Hyperglycaemia contributes to the onset and progression of diabetic kidney disease (DKD). Observational studies have not consistently demonstrated a glucose threshold, in terms of HbA1c levels, for the onset of DKD. Tight glucose control has clearly been shown to reduce the incidence of micro- or macroalbuminuria. However, evidence is now also emerging to suggest that intensive glucose control can slow glomerular filtration rate loss and possibly progression to end stage kidney disease. Achieving tight glucose control needs to be balanced against the increasing appreciation that glucose targets for the prevention of diabetes related complications need be individualised for each patient. Recently, empagliflozin which is an oral glucose lowering agent of the sodium glucose cotransporter-2 inhibitor class has been shown to have renal protective effects. However, the magnitude of empagliflozin’s reno-protective properties are over and above that expected from its glucose lowering effects and most likely largely result from mechanisms involving alterations in intra-renal haemodynamics. Liraglutide and semaglutide, both injectable glucose lowering agents which are analogues of human glucagon like peptide-1 have also been shown to reduce progression to macroalbuminuria through mechanisms that remain to be fully elucidated. Here we review the evidence from observational and interventional studies that link good glucose control with improved renal outcomes. We also briefly review the potential reno-protective effects of newer glucose lowering agents.

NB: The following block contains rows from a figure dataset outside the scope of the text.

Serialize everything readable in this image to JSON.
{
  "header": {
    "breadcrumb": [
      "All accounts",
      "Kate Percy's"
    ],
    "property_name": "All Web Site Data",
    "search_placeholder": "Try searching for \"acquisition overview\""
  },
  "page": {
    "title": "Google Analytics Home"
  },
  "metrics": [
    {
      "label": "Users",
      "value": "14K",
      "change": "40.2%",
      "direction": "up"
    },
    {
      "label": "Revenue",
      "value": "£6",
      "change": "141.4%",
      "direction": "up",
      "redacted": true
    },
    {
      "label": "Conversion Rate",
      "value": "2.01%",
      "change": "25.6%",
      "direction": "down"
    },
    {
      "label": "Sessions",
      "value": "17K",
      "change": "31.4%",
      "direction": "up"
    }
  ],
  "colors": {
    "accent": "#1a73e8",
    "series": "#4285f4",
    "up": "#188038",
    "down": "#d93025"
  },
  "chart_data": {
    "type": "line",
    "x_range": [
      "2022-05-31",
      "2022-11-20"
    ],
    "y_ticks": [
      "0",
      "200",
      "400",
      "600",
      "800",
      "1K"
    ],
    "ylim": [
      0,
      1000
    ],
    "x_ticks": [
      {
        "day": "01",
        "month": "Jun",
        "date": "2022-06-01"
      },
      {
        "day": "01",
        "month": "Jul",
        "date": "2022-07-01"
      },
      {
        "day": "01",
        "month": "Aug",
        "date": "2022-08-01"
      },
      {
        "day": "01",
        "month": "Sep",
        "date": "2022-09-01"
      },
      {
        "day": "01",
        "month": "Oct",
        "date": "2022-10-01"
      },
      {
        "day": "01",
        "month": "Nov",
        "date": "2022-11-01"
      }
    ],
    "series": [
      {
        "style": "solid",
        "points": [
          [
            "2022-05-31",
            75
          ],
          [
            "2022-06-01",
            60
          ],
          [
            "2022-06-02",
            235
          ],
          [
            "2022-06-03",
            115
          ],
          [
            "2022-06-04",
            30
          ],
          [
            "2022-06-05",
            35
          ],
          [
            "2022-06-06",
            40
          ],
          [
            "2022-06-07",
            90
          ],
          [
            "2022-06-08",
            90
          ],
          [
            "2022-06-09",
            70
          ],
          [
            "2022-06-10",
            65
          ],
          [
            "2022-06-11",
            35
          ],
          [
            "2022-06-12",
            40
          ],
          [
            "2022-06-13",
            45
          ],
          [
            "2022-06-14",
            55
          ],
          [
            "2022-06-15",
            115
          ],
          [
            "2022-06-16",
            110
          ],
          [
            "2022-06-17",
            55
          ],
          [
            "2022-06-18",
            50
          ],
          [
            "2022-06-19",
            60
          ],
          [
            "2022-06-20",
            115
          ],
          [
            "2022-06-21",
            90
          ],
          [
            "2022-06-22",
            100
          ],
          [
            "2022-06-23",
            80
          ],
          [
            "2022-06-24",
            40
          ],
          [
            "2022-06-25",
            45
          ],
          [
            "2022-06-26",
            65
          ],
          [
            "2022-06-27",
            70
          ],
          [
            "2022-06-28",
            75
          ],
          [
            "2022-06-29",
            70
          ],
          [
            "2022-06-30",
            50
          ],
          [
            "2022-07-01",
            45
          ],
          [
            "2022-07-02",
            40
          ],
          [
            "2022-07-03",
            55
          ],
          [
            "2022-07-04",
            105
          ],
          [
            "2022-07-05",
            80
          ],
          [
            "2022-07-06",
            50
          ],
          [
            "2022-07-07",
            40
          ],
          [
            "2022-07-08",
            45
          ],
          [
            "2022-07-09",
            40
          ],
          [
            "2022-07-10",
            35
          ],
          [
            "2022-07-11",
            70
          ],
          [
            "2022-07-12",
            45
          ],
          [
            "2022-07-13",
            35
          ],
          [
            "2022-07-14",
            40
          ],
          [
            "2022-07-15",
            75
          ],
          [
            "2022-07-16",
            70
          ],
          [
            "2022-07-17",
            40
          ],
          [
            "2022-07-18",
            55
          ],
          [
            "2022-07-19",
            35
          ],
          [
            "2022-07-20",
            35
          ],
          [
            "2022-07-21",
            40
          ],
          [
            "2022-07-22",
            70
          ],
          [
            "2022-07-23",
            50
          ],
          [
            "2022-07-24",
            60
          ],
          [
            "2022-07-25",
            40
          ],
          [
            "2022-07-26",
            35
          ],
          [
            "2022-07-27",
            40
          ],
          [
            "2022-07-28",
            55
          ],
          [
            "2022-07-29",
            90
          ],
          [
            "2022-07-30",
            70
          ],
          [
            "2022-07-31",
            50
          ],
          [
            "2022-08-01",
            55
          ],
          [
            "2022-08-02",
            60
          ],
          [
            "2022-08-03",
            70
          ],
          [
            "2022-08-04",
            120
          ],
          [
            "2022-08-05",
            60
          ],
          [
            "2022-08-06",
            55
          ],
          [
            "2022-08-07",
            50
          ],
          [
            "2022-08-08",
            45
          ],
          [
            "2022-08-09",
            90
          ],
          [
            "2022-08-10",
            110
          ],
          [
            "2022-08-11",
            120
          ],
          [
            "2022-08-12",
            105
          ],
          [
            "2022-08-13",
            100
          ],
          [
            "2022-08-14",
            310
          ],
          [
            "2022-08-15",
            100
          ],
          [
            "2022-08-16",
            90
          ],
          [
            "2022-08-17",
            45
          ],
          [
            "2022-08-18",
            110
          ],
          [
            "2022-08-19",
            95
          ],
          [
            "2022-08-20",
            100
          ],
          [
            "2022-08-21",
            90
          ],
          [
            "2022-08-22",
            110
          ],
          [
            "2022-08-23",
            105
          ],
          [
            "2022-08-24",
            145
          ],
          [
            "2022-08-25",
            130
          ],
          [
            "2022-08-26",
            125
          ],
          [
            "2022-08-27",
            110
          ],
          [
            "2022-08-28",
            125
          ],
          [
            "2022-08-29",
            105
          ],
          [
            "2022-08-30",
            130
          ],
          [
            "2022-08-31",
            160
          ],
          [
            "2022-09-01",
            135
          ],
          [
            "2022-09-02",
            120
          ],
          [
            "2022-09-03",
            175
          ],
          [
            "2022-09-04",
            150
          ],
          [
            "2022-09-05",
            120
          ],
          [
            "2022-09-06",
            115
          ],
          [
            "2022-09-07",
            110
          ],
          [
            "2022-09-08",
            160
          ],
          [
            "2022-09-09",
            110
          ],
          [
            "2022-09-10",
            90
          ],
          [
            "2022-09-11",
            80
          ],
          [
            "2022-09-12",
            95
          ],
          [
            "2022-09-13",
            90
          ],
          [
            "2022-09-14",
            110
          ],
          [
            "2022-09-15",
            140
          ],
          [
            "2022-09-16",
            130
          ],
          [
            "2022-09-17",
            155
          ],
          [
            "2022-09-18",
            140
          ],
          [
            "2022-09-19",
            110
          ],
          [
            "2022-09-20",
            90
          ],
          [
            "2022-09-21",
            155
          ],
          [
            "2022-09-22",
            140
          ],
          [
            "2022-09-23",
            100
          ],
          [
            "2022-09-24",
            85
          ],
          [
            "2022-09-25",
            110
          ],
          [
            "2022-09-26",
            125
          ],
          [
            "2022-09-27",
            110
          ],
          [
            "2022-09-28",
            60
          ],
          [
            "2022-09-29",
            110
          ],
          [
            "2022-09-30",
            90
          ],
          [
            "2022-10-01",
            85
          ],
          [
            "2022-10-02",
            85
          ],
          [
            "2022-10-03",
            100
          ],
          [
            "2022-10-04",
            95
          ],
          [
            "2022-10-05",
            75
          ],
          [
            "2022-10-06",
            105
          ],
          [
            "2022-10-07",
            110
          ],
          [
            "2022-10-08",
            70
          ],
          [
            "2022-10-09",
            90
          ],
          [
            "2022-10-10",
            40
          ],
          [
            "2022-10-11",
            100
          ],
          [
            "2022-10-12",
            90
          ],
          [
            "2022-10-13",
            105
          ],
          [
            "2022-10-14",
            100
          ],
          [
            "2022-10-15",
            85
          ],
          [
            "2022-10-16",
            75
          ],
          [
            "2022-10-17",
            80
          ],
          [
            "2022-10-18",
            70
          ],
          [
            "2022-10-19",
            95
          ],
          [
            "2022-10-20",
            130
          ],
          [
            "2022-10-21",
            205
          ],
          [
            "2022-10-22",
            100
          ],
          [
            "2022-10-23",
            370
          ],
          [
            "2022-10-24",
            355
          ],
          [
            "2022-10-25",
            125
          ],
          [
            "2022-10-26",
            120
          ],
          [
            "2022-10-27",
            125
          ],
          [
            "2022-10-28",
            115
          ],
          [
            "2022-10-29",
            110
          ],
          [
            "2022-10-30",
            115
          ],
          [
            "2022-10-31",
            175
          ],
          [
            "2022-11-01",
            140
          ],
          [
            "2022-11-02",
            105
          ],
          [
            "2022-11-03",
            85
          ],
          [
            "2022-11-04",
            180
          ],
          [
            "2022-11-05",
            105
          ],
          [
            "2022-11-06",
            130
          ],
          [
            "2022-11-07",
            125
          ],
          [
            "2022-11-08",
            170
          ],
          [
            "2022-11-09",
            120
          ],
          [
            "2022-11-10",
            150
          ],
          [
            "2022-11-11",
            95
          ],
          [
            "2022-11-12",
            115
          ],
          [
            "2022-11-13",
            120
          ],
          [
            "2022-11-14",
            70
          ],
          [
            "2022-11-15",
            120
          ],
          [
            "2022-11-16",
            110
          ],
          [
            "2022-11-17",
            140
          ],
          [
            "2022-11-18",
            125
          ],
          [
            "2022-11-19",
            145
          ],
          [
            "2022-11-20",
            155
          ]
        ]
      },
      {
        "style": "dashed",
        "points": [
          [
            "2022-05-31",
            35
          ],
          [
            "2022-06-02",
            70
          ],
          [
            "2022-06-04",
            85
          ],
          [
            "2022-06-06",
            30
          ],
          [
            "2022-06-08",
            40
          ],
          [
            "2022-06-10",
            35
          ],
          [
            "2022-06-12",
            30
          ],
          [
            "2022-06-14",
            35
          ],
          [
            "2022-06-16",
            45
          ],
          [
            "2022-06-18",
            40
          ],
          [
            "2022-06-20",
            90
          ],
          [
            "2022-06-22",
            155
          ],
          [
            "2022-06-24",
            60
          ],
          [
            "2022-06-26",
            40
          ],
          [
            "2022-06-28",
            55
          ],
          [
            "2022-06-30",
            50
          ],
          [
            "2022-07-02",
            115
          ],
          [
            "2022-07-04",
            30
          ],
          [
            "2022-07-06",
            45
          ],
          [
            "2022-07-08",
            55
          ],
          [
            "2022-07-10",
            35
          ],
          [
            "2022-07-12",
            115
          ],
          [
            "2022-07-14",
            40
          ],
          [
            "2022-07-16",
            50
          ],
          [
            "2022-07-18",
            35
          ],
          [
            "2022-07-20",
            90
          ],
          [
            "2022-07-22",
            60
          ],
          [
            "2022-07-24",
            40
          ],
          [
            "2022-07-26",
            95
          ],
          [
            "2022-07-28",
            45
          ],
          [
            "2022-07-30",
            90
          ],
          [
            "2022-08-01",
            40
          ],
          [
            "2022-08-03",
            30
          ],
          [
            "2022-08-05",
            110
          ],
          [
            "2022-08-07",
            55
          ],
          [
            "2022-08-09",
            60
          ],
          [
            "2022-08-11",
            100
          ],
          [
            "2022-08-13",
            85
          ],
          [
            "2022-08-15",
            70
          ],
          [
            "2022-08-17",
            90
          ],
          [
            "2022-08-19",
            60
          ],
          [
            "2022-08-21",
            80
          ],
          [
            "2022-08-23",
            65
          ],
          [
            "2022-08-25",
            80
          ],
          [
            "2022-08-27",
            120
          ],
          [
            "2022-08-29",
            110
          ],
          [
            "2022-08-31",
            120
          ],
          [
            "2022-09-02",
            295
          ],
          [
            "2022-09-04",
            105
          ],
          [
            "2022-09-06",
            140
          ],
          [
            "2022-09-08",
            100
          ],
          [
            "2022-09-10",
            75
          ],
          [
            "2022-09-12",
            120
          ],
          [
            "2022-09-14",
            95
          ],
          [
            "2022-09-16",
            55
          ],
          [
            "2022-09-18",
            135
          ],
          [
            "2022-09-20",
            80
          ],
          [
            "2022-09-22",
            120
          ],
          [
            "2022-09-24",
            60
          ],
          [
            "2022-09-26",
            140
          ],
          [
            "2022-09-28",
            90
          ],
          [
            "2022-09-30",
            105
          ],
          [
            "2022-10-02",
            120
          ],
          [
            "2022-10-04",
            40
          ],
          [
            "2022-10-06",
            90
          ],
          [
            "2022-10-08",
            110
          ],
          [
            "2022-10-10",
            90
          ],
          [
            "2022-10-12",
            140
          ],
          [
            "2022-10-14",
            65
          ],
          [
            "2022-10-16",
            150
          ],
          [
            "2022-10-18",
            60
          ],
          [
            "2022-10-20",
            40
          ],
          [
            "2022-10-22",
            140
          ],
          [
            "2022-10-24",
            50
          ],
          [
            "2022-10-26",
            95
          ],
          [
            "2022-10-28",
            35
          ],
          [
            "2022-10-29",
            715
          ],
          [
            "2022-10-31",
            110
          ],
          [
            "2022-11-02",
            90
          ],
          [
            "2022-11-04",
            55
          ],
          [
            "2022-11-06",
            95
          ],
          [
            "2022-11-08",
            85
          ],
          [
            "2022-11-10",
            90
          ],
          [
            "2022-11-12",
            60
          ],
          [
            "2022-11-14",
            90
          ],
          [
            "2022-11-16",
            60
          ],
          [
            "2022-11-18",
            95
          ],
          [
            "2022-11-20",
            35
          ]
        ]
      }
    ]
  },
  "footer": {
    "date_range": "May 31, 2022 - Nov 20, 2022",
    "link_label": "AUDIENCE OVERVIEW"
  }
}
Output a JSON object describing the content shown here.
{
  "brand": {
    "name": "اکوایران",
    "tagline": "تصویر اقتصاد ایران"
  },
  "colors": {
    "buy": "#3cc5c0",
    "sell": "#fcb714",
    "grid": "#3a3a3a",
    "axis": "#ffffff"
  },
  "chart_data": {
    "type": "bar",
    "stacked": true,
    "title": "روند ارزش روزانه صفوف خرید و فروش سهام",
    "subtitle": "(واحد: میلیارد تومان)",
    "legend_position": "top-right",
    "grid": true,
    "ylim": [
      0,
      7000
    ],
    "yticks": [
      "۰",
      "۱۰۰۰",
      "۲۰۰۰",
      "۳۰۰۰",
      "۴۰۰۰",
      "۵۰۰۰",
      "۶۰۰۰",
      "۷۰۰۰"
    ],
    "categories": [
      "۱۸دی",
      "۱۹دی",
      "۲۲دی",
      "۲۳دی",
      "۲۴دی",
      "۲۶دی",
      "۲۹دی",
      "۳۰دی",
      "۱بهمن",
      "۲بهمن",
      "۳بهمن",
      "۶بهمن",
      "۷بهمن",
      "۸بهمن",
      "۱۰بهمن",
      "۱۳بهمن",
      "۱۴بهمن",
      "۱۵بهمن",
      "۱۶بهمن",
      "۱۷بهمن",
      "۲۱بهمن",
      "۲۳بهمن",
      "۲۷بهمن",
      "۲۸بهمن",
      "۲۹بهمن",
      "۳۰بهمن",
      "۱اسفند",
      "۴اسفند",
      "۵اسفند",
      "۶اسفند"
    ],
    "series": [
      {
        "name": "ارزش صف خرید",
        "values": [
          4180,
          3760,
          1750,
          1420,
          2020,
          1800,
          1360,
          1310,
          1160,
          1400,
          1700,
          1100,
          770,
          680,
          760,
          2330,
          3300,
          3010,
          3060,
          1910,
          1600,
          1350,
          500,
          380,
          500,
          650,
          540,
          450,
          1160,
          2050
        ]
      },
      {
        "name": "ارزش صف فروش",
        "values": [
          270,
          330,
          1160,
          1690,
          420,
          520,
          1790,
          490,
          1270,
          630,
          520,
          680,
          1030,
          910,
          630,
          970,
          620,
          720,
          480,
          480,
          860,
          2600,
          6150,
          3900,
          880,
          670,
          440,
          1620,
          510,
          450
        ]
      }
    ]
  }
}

Keywords: Diabetic nephropathy; Albuminuria; Glucose control; Glomerular filtration rate; Diabetes; Chronic kidney disease; Empagliflozin; Liraglutide; Semaglutide

Core tip: Tight glucose control has been clearly shown to reduce the incidence of micro- and macroalbuminuria. Evidence is now also emerging to suggest that intensive glucose control can slow glomerular filtration rate loss and possibly progression to end stage kidney disease. Furthermore, empagliflozin which is a glucose lowering agent of the sodium glucose like transporter-2 inhibitor class has been shown to have reno-protective effects over and above those expected from its glucose lowering effects alone. Recent clinical trials have also shown that Liraglutide and Semaglutide, injectable glucose lowering agents which are analogues of human glucagon like peptide-1, reduce progression to macroalbuminuria.